La rappeuse est particulièrement douée dans l’utilisation du champ lexical de son époque. En saisissant les expressions à la mode, elle reste proche de sa génération et des plus jeunes. Sur un autre plan, celui du militantisme, elle se bat pour un sujet qui lui tient à cœur : le droit des femmes, dans « Par amour ». Sans relâche, Diam’s continue à blâmer la violence au quotidien.
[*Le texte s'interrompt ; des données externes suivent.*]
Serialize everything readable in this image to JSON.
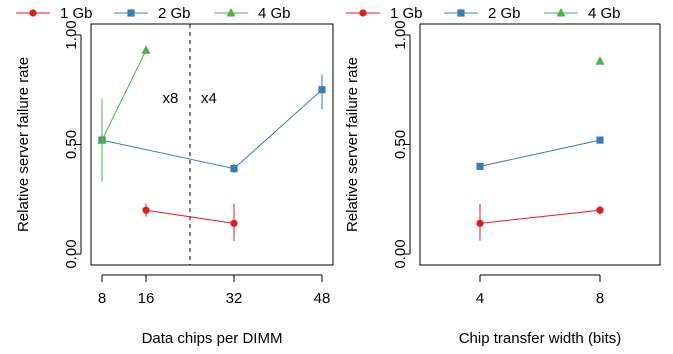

Dans « Ma France à moi » et « Marine », lettre ouverte à l’élue du Front National, Diam’s fait connaître sa ligne de conduite et incite sa génération à participer au vote.
Pour ne pas frôler la surdose d’engagement, Diam’s s’accorde une pause avec « Jeune demoiselle », titre en forme de petite annonce pour trouver « le mec mortel » qui la fera « kiffer », et livre une adresse email. Résultat : des dizaines de milliers de réponses électroniques lui parviennent.
Mais le titre emblématique et le grand succès reste « La boulette », critique au vitriol adressée à la « génération nan nan ». Ce n’est pas seulement la jeunesse qui adopte le slogan, mais bien un large public conquis par ses vers et sa verve.